Wall Street's market infrastructure has taken a decisive step towards tokenisation after the Depository Trust & Clearing Corporation confirmed that its subsidiary, the Depository Trust Company, received a no-action letter from the U.S. Securities and Exchange Commission authorising a new tokenisation service.
The approval allows DTC to tokenise certain DTC-custodied assets on pre-approved blockchains for an initial three-year period, while maintaining the same legal entitlements, investor protections and ownership rights as their traditional counterparts.
DTCC said the clearance represents an historic milestone that embeds tokenisation directly within systemically important market infrastructure rather than treating it as an experimental or peripheral technology.
“In an historic milestone, DTC received a no-action letter from the SEC to tokenize certain DTC-custodied assets,” DTCC said, adding that blockchain would help bridge traditional finance and decentralised systems.
The framework ensures that tokenised assets benefit from the same levels of resiliency, safety and soundness that underpin existing U.S. capital markets, addressing long-standing institutional concerns around custody and legal certainty.
Frank La Salla, president and chief executive of DTCC, said, “Tokenizing the U.S. securities market has the potential to yield transformational benefits such as collateral mobility, new trading modalities, 24/7 access and programmable assets.”
La Salla added that these benefits would only be realised if market infrastructure provides a robust and trusted foundation capable of supporting a new digital era for securities markets.
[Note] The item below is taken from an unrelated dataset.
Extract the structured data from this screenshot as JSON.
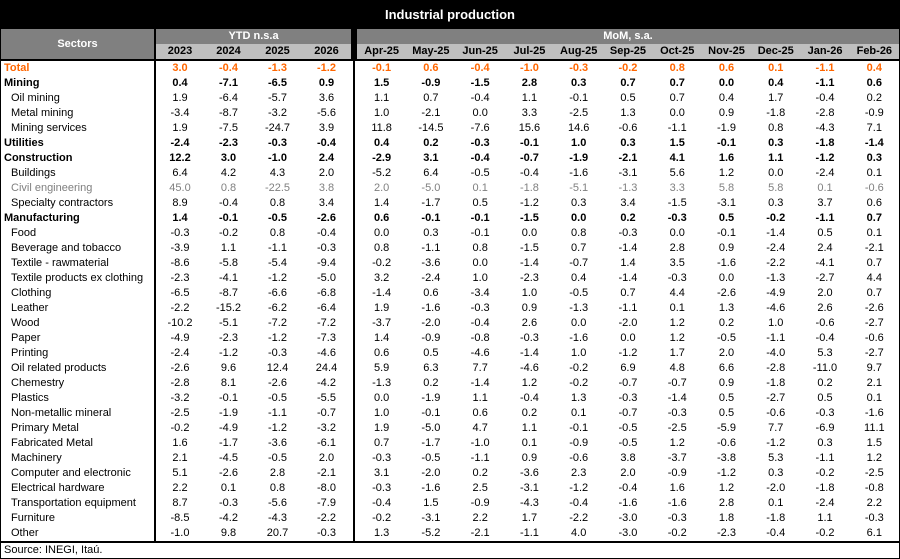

The no-action letter also signals growing regulatory comfort with blockchain-based representations of highly liquid financial instruments, including major equity indices, exchange-traded funds and U.S. Treasury securities.
Market participants view the decision as a turning point because it formally integrates tokenisation into core post-trade processes rather than positioning it as a niche innovation outside established systems.
DTCC managing director Brian Steele said the initiative demonstrates that innovation can scale without compromising the resilience that underpins the stability of U.S. financial markets.
Nadine Chakar, managing director and head of digital assets at DTCC, said distributed ledger technology enables greater programmability and asset mobility while preserving trust and market integrity.
The tokenisation service is expected to follow a controlled rollout, with DTC planning to introduce the offering in the second half of 2026 following further industry engagement.
Analysts believe the decision could accelerate institutional adoption of tokenised securities by reducing regulatory uncertainty and aligning digital assets with familiar market safeguards.
As regulatory clarity extends to systemically important institutions, the move positions tokenisation as a structural evolution of capital markets infrastructure rather than a speculative trend.